A top U.S. cybersecurity official said Wednesday that as she prepares to leave office, China-backed attacks on American infrastructure pose the gravest cyber threat to the country. And she believes they will get worse.
Jen Easterly, the Director of the Cybersecurity and Infrastructure Security Agency, called recent Chinese cyber intrusions the “tip of the iceberg,” and warned of dire consequences for U.S. critical infrastructure in the event of a U.S.-China conflict.
“This is a world where a war in Asia could see very real impacts to the lives of Americans across our nation, with attacks against pipelines, against water facilities, against transportation nodes, against communications, all to induce societal panic,” Easterly said during the Winter Summit of the Cyber Initiatives Group Wednesday.

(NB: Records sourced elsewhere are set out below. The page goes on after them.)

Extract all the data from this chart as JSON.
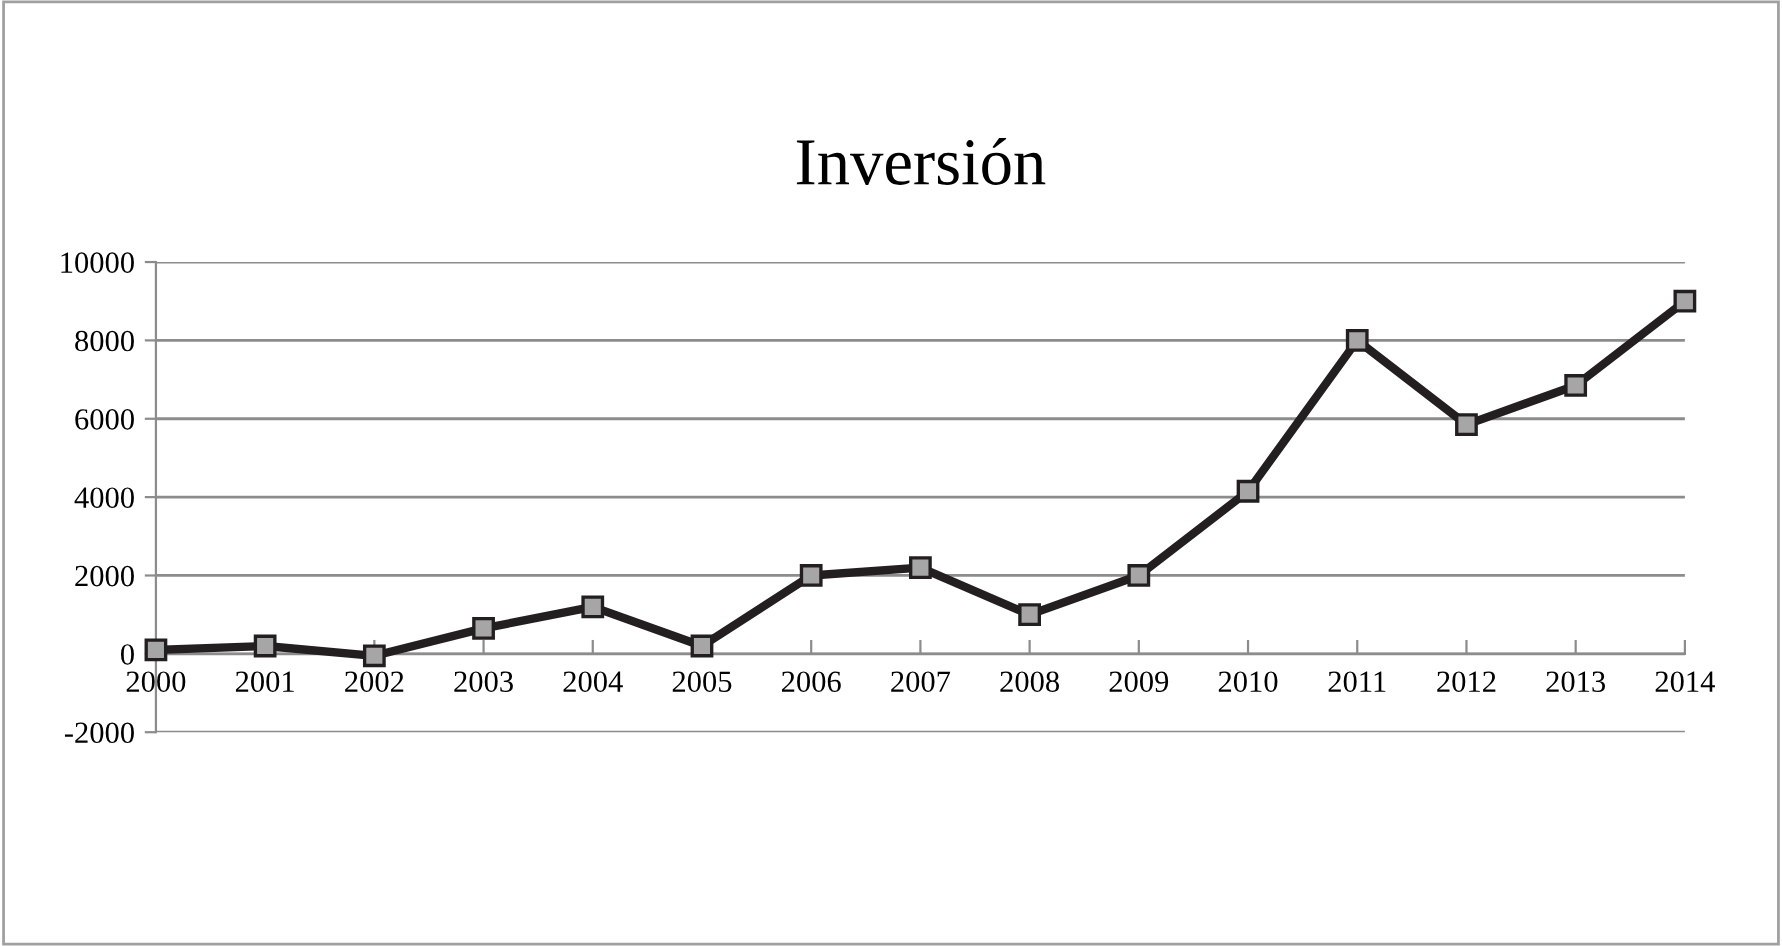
{
  "chart_data": {
    "type": "line",
    "title": "Inversión",
    "categories": [
      "2000",
      "2001",
      "2002",
      "2003",
      "2004",
      "2005",
      "2006",
      "2007",
      "2008",
      "2009",
      "2010",
      "2011",
      "2012",
      "2013",
      "2014"
    ],
    "series": [
      {
        "color": "#231f20",
        "values": [
          100,
          200,
          -50,
          650,
          1200,
          200,
          2000,
          2200,
          1000,
          2000,
          4150,
          8000,
          5850,
          6850,
          9000
        ]
      }
    ],
    "ylim": [
      -2000,
      10000
    ],
    "yticks": [
      -2000,
      0,
      2000,
      4000,
      6000,
      8000,
      10000
    ],
    "grid": "y",
    "marker": "square",
    "line_style": "solid",
    "legend": false
  }
}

Cyber attacks have increasingly targeted U.S. critical infrastructure — whether the attackers are seeking ransomware or aiming to do damage at the behest of America’s adversaries.

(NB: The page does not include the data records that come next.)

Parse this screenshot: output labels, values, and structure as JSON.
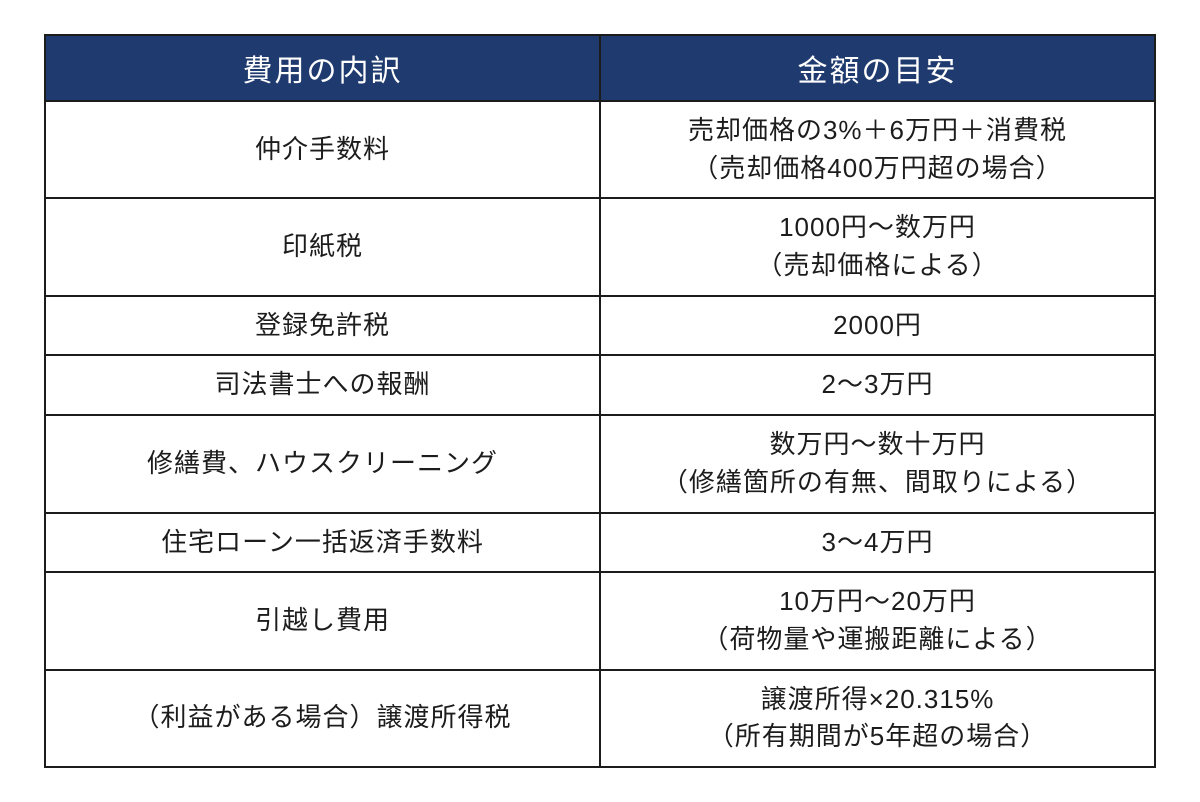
{
  "table": {
    "header_bg": "#1f3a6e",
    "header_fg": "#ffffff",
    "border_color": "#1c1c1c",
    "cell_fg": "#1c1c1c",
    "header_fontsize": 30,
    "cell_fontsize": 26,
    "columns": [
      "費用の内訳",
      "金額の目安"
    ],
    "rows": [
      {
        "item": "仲介手数料",
        "amount_line1": "売却価格の3%＋6万円＋消費税",
        "amount_line2": "（売却価格400万円超の場合）"
      },
      {
        "item": "印紙税",
        "amount_line1": "1000円〜数万円",
        "amount_line2": "（売却価格による）"
      },
      {
        "item": "登録免許税",
        "amount_line1": "2000円",
        "amount_line2": ""
      },
      {
        "item": "司法書士への報酬",
        "amount_line1": "2〜3万円",
        "amount_line2": ""
      },
      {
        "item": "修繕費、ハウスクリーニング",
        "amount_line1": "数万円〜数十万円",
        "amount_line2": "（修繕箇所の有無、間取りによる）"
      },
      {
        "item": "住宅ローン一括返済手数料",
        "amount_line1": "3〜4万円",
        "amount_line2": ""
      },
      {
        "item": "引越し費用",
        "amount_line1": "10万円〜20万円",
        "amount_line2": "（荷物量や運搬距離による）"
      },
      {
        "item": "（利益がある場合）譲渡所得税",
        "amount_line1": "譲渡所得×20.315%",
        "amount_line2": "（所有期間が5年超の場合）"
      }
    ]
  }
}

Hackers tied to Iran, Russia and particularly China have been accused recently of seeking to breach cyber defenses in the transportation, communications and water sectors — for a variety of reasons and with a range of success. And as experts often tell us, these elements of the nation’s critical infrastructure are only as safe as the weakest links in a complicated system that sits primarily in private sector hands.